Semi Rogers, 23, has attended five protests since George Floyd’s death. He was pepper sprayed by police on Tuesday night.
He said he was “paying attention” when developers began tearing down public housing units without any plan for where its residents would go. Rogers, who grew up in Tampa, said he remembers the anger he felt for Tampa police and his lack of surprise over the Tampa Bay Times’ articles about “biking while black."
“How is it that now, after everything that’s happened the past 10 days, nobody’s talking about it,” he said. “Nothing has changed. I think Jane Castor is a wolf in sheep’s clothing, and now she’s not even bothering with the clothing."
Rogers said the issue of black people being stopped by police while biking in Tampa still needs to be addressed.
“Police brutality needs to be addressed. The huge Confederate flag flying over our interstate needs to be addressed,” he said. “This time we’re not going to stop until it does. Until we see change."
Rogers said there is no going back to what was normal before the civil unrest, and before Floyd’s death.
“Normal no longer exists,” he said. "Normal for Tampa was oppressing black people, deporting Latino people, ignoring and persecuting transgender people. We won’t go back to that normal. I think George Floyd’s death was the catalyst for change here, I really do. I have to believe that change is coming.”
About 50 people gathered outside of City Hall in St. Petersburg for a second round of marching around 7 p.m. There protesters set up a table with snacks, water and sunscreen.
Protest leader Terron Gland said the march route Monday night was expected to be Beach Drive toward Snell Isle.
“We’re going through the richest part of town,” he said. “Wake they ass up. We want them to know we’re coming.”
He also riffed on the chant “no justice, no peace." “No justice, no sleep.”
Gland said the event is well organized. People are broken up into groups with jobs to do, from medical to traffic control, to security, to who is running social media and the arts and crafts table. Another department was dedicated solely to voting.
“If you don’t believe in voting, you might not need to be here," Gland said. "Because if we don’t vote, we won’t be getting justice.”
UPDATE 5:30 P.M.: Protesters gathered in Centennial Park in Ybor City Monday afternoon to keep the Black Lives Matter movement going strong in Tampa Bay.

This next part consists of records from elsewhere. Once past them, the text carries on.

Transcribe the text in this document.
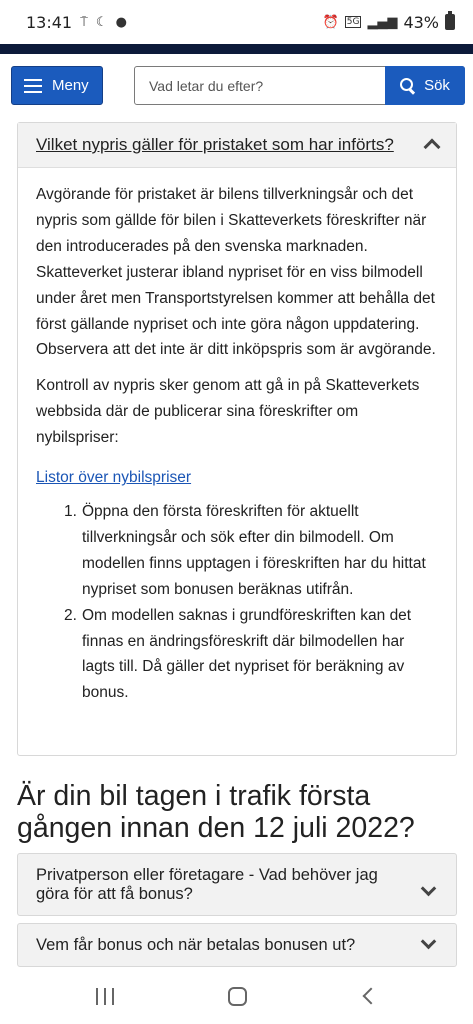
13:41 ⍑ ☾ ●	⏰ 5G ▂▄▆ 43%
Meny
Vad letar du efter?	Sök
Vilket nypris gäller för pristaket som har införts?

Avgörande för pristaket är bilens tillverkningsår och det nypris som gällde för bilen i Skatteverkets föreskrifter när den introducerades på den svenska marknaden. Skatteverket justerar ibland nypriset för en viss bilmodell under året men Transportstyrelsen kommer att behålla det först gällande nypriset och inte göra någon uppdatering. Observera att det inte är ditt inköpspris som är avgörande.

Kontroll av nypris sker genom att gå in på Skatteverkets webbsida där de publicerar sina föreskrifter om nybilspriser:

Listor över nybilspriser
1. Öppna den första föreskriften för aktuellt tillverkningsår och sök efter din bilmodell. Om modellen finns upptagen i föreskriften har du hittat nypriset som bonusen beräknas utifrån.
2. Om modellen saknas i grundföreskriften kan det finnas en ändringsföreskrift där bilmodellen har lagts till. Då gäller det nypriset för beräkning av bonus.
Är din bil tagen i trafik första gången innan den 12 juli 2022?
Privatperson eller företagare - Vad behöver jag göra för att få bonus?
Vem får bonus och när betalas bonusen ut?
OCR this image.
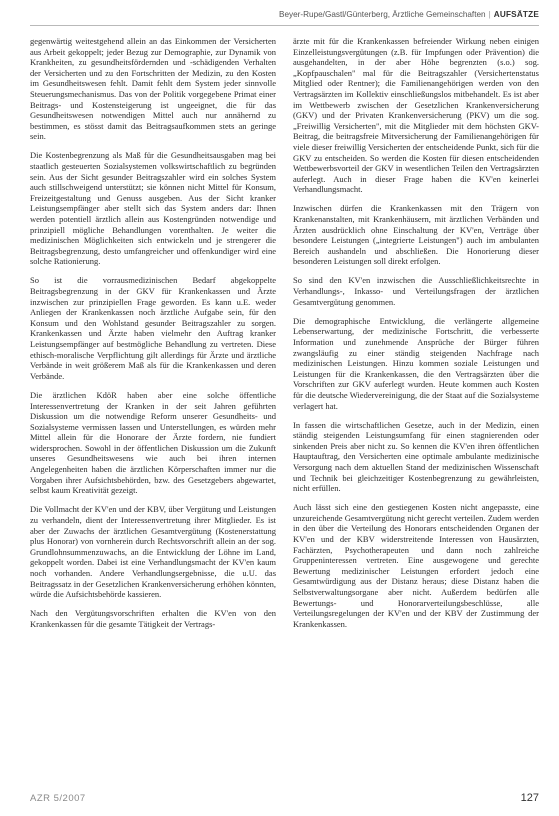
Beyer-Rupe/Gastl/Günterberg, Ärztliche Gemeinschaften | AUFSÄTZE

gegenwärtig weitestgehend allein an das Einkommen der Versicherten aus Arbeit gekoppelt; jeder Bezug zur Demographie, zur Dynamik von Krankheiten, zu gesundheitsfördernden und -schädigenden Verhalten der Versicherten und zu den Fortschritten der Medizin, zu den Kosten im Gesundheitswesen fehlt. Damit fehlt dem System jeder sinnvolle Steuerungsmechanismus. Das von der Politik vorgegebene Primat einer Beitrags- und Kostensteigerung ist ungeeignet, die für das Gesundheitswesen notwendigen Mittel auch nur annähernd zu bestimmen, es stösst damit das Beitragsaufkommen stets an geringe sein.

Die Kostenbegrenzung als Maß für die Gesundheitsausgaben mag bei staatlich gesteuerten Sozialsystemen volkswirtschaftlich zu begründen sein. Aus der Sicht gesunder Beitragszahler wird ein solches System auch stillschweigend unterstützt; sie können nicht Mittel für Konsum, Freizeitgestaltung und Genuss ausgeben. Aus der Sicht kranker Leistungsempfänger aber stellt sich das System anders dar: Ihnen werden potentiell ärztlich allein aus Kostengründen notwendige und prinzipiell mögliche Behandlungen vorenthalten. Je weiter die medizinischen Möglichkeiten sich entwickeln und je strengerer die Beitragsbegrenzung, desto umfangreicher und offenkundiger wird eine solche Rationierung.

So ist die vorrausmedizinischen Bedarf abgekoppelte Beitragsbegrenzung in der GKV für Krankenkassen und Ärzte inzwischen zur prinzipiellen Frage geworden. Es kann u.E. weder Anliegen der Krankenkassen noch ärztliche Aufgabe sein, für den Konsum und den Wohlstand gesunder Beitragszahler zu sorgen. Krankenkassen und Ärzte haben vielmehr den Auftrag kranker Leistungsempfänger auf bestmögliche Behandlung zu vertreten. Diese ethisch-moralische Verpflichtung gilt allerdings für Ärzte und ärztliche Verbände in weit größerem Maß als für die Krankenkassen und deren Verbände.

Die ärztlichen KdöR haben aber eine solche öffentliche Interessenvertretung der Kranken in der seit Jahren geführten Diskussion um die notwendige Reform unserer Gesundheits- und Sozialsysteme vermissen lassen und Unterstellungen, es würden mehr Mittel allein für die Honorare der Ärzte fordern, nie fundiert widersprochen. Sowohl in der öffentlichen Diskussion um die Zukunft unseres Gesundheitswesens wie auch bei ihren internen Angelegenheiten haben die ärztlichen Körperschaften immer nur die Vorgaben ihrer Aufsichtsbehörden, bzw. des Gesetzgebers abgewartet, selbst kaum Kreativität gezeigt.

Die Vollmacht der KV'en und der KBV, über Vergütung und Leistungen zu verhandeln, dient der Interessenvertretung ihrer Mitglieder. Es ist aber der Zuwachs der ärztlichen Gesamtvergütung (Kostenerstattung plus Honorar) von vornherein durch Rechtsvorschrift allein an der sog. Grundlohnsummenzuwachs, an die Entwicklung der Löhne im Land, gekoppelt worden. Dabei ist eine Verhandlungsmacht der KV'en kaum noch vorhanden. Andere Verhandlungsergebnisse, die u.U. das Beitragssatz in der Gesetzlichen Krankenversicherung erhöhen könnten, würde die Aufsichtsbehörde kassieren.

Nach den Vergütungsvorschriften erhalten die KV'en von den Krankenkassen für die gesamte Tätigkeit der Vertrags-

ärzte mit für die Krankenkassen befreiender Wirkung neben einigen Einzelleistungsvergütungen (z.B. für Impfungen oder Prävention) die ausgehandelten, in der aber Höhe begrenzten (s.o.) sog. „Kopfpauschalen" mal für die Beitragszahler (Versichertenstatus Mitglied oder Rentner); die Familienangehörigen werden von den Vertragsärzten im Kollektiv einschließungslos mitbehandelt. Es ist aber im Wettbewerb zwischen der Gesetzlichen Krankenversicherung (GKV) und der Privaten Krankenversicherung (PKV) um die sog. „Freiwillig Versicherten", mit die Mitglieder mit dem höchsten GKV-Beitrag, die beitragsfreie Mitversicherung der Familienangehörigen für viele dieser freiwillig Versicherten der entscheidende Punkt, sich für die GKV zu entscheiden. So werden die Kosten für diesen entscheidenden Wettbewerbsvorteil der GKV in wesentlichen Teilen den Vertragsärzten auferlegt. Auch in dieser Frage haben die KV'en keinerlei Verhandlungsmacht.

Inzwischen dürfen die Krankenkassen mit den Trägern von Krankenanstalten, mit Krankenhäusern, mit ärztlichen Verbänden und Ärzten ausdrücklich ohne Einschaltung der KV'en, Verträge über besondere Leistungen („integrierte Leistungen") auch im ambulanten Bereich aushandeln und abschließen. Die Honorierung dieser besonderen Leistungen soll direkt erfolgen.

So sind den KV'en inzwischen die Ausschließlichkeitsrechte in Verhandlungs-, Inkasso- und Verteilungsfragen der ärztlichen Gesamtvergütung genommen.

Die demographische Entwicklung, die verlängerte allgemeine Lebenserwartung, der medizinische Fortschritt, die verbesserte Information und zunehmende Ansprüche der Bürger führen zwangsläufig zu einer ständig steigenden Nachfrage nach medizinischen Leistungen. Hinzu kommen soziale Leistungen und Leistungen für die Krankenkassen, die den Vertragsärzten über die Vorschriften zur GKV auferlegt wurden. Heute kommen auch Kosten für die deutsche Wiedervereinigung, die der Staat auf die Sozialsysteme verlagert hat.

In fassen die wirtschaftlichen Gesetze, auch in der Medizin, einen ständig steigenden Leistungsumfang für einen stagnierenden oder sinkenden Preis aber nicht zu. So kennen die KV'en ihren öffentlichen Hauptauftrag, den Versicherten eine optimale ambulante medizinische Versorgung nach dem aktuellen Stand der medizinischen Wissenschaft und Technik bei gleichzeitiger Kostenbegrenzung zu gewährleisten, nicht erfüllen.

Auch lässt sich eine den gestiegenen Kosten nicht angepasste, eine unzureichende Gesamtvergütung nicht gerecht verteilen. Zudem werden in den über die Verteilung des Honorars entscheidenden Organen der KV'en und der KBV widerstreitende Interessen von Hausärzten, Fachärzten, Psychotherapeuten und dann noch zahlreiche Gruppeninteressen vertreten. Eine ausgewogene und gerechte Bewertung medizinischer Leistungen erfordert jedoch eine Gesamtwürdigung aus der Distanz heraus; diese Distanz haben die Selbstverwaltungsorgane aber nicht. Außerdem bedürfen alle Bewertungs- und Honorarverteilungsbeschlüsse, alle Verteilungsregelungen der KV'en und der KBV der Zustimmung der Krankenkassen.

AZR 5/2007	127
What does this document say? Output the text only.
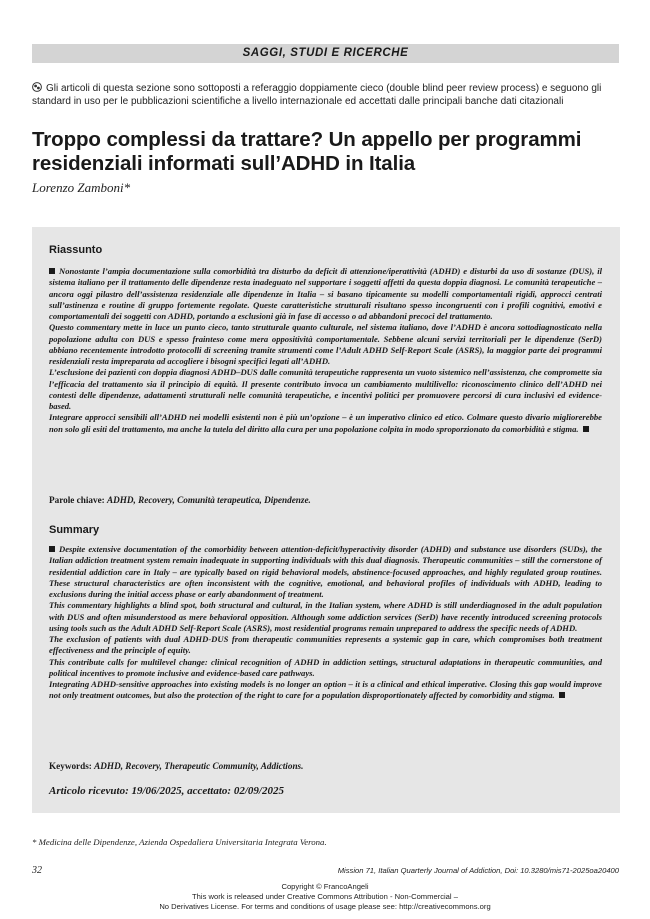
SAGGI, STUDI E RICERCHE
Gli articoli di questa sezione sono sottoposti a referaggio doppiamente cieco (double blind peer review process) e seguono gli standard in uso per le pubblicazioni scientifiche a livello internazionale ed accettati dalle principali banche dati citazionali
Troppo complessi da trattare? Un appello per programmi residenziali informati sull’ADHD in Italia
Lorenzo Zamboni*
Riassunto

Nonostante l’ampia documentazione sulla comorbidità tra disturbo da deficit di attenzione/iperattività (ADHD) e disturbi da uso di sostanze (DUS), il sistema italiano per il trattamento delle dipendenze resta inadeguato nel supportare i soggetti affetti da questa doppia diagnosi. Le comunità terapeutiche – ancora oggi pilastro dell’assistenza residenziale alle dipendenze in Italia – si basano tipicamente su modelli comportamentali rigidi, approcci centrati sull’astinenza e routine di gruppo fortemente regolate. Queste caratteristiche strutturali risultano spesso incongruenti con i profili cognitivi, emotivi e comportamentali dei soggetti con ADHD, portando a esclusioni già in fase di accesso o ad abbandoni precoci del trattamento.

Questo commentary mette in luce un punto cieco, tanto strutturale quanto culturale, nel sistema italiano, dove l’ADHD è ancora sottodiagnosticato nella popolazione adulta con DUS e spesso frainteso come mera oppositività comportamentale. Sebbene alcuni servizi territoriali per le dipendenze (SerD) abbiano recentemente introdotto protocolli di screening tramite strumenti come l’Adult ADHD Self-Report Scale (ASRS), la maggior parte dei programmi residenziali resta impreparata ad accogliere i bisogni specifici legati all’ADHD.

L’esclusione dei pazienti con doppia diagnosi ADHD–DUS dalle comunità terapeutiche rappresenta un vuoto sistemico nell’assistenza, che compromette sia l’efficacia del trattamento sia il principio di equità. Il presente contributo invoca un cambiamento multilivello: riconoscimento clinico dell’ADHD nei contesti delle dipendenze, adattamenti strutturali nelle comunità terapeutiche, e incentivi politici per promuovere percorsi di cura inclusivi ed evidence-based.

Integrare approcci sensibili all’ADHD nei modelli esistenti non è più un’opzione – è un imperativo clinico ed etico. Colmare questo divario migliorerebbe non solo gli esiti del trattamento, ma anche la tutela del diritto alla cura per una popolazione colpita in modo sproporzionato da comorbidità e stigma.

Parole chiave: ADHD, Recovery, Comunità terapeutica, Dipendenze.
Summary

Despite extensive documentation of the comorbidity between attention-deficit/hyperactivity disorder (ADHD) and substance use disorders (SUDs), the Italian addiction treatment system remain inadequate in supporting individuals with this dual diagnosis. Therapeutic communities – still the cornerstone of residential addiction care in Italy – are typically based on rigid behavioral models, abstinence-focused approaches, and highly regulated group routines. These structural characteristics are often inconsistent with the cognitive, emotional, and behavioral profiles of individuals with ADHD, leading to exclusions during the initial access phase or early abandonment of treatment.

This commentary highlights a blind spot, both structural and cultural, in the Italian system, where ADHD is still underdiagnosed in the adult population with DUS and often misunderstood as mere behavioral opposition. Although some addiction services (SerD) have recently introduced screening protocols using tools such as the Adult ADHD Self-Report Scale (ASRS), most residential programs remain unprepared to address the specific needs of ADHD.

The exclusion of patients with dual ADHD-DUS from therapeutic communities represents a systemic gap in care, which compromises both treatment effectiveness and the principle of equity.

This contribute calls for multilevel change: clinical recognition of ADHD in addiction settings, structural adaptations in therapeutic communities, and political incentives to promote inclusive and evidence-based care pathways.

Integrating ADHD-sensitive approaches into existing models is no longer an option – it is a clinical and ethical imperative. Closing this gap would improve not only treatment outcomes, but also the protection of the right to care for a population disproportionately affected by comorbidity and stigma.

Keywords: ADHD, Recovery, Therapeutic Community, Addictions.
Articolo ricevuto: 19/06/2025, accettato: 02/09/2025
* Medicina delle Dipendenze, Azienda Ospedaliera Universitaria Integrata Verona.
32	Mission 71, Italian Quarterly Journal of Addiction, Doi: 10.3280/mis71-2025oa20400
Copyright © FrancoAngeli
This work is released under Creative Commons Attribution - Non-Commercial –
No Derivatives License. For terms and conditions of usage please see: http://creativecommons.org
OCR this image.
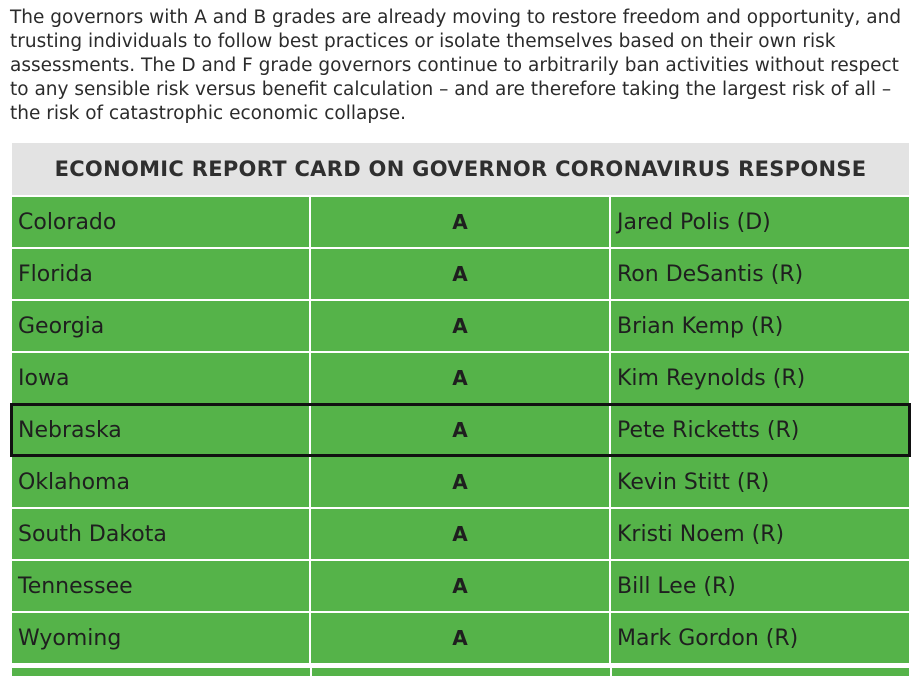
The governors with A and B grades are already moving to restore freedom and opportunity, and trusting individuals to follow best practices or isolate themselves based on their own risk assessments. The D and F grade governors continue to arbitrarily ban activities without respect to any sensible risk versus benefit calculation – and are therefore taking the largest risk of all – the risk of catastrophic economic collapse.

ECONOMIC REPORT CARD ON GOVERNOR CORONAVIRUS RESPONSE		
Colorado	A	Jared Polis (D)
Florida	A	Ron DeSantis (R)
Georgia	A	Brian Kemp (R)
Iowa	A	Kim Reynolds (R)
Nebraska	A	Pete Ricketts (R)
Oklahoma	A	Kevin Stitt (R)
South Dakota	A	Kristi Noem (R)
Tennessee	A	Bill Lee (R)
Wyoming	A	Mark Gordon (R)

One woman shouted from a megaphone as others chanted with her: “No justice! No peace!”
The protesters fought off persistent mariachi music in the distance as they stood outside of the Hillsborough County Sheriff’s Office building adjacent to the park.
In St. Petersburg, an early march of protesters disbanded before 5 p.m. after moving south of the city’s downtown core and around neighborhood streets. The plan was to meet again around 7 p.m. for a second march.
UPDATE 2 P.M.: About 40 people gathered outside of City Hall in St. Petersburg Monday, despite the hot and humid weather, to continue protesting against police brutality and the death of Minneapolis man, George Floyd.
Leah Orleans, 24, is a circus performer who has been stuck in St. Pete since her tour was canceled due to the coronavirus pandemic.
“I don’t live in Florida year-round. I feel lucky to be in a place where I can walk around with a rainbow flag and protest peacefully,” she said. “It’s well organized, and it’s peaceful. It produces real communication.”
The goal of the day, organizers said, was to march faster and stop less, “unless there’s a message to tell on that part of town." Some were assigned jobs - like to man the “arts and crafts department." Another woman was leading the rally to get out and vote.
By 3 p.m., the group had grown to about 60, and were on the move with signs and chants.
On 49th Street and Ulmerton Road near Largo, nearly 70 public defenders from Pinellas and Pasco counties and their supporters marched in solidarity with the Black Lives Matter movement.
The march ended with an 8-minute, 46-second moment of silence for George Floyd in front of the Pinellas County Criminal Justice Center.
A protest in Ybor City is scheduled to begin in Tampa round 5:30 p.m.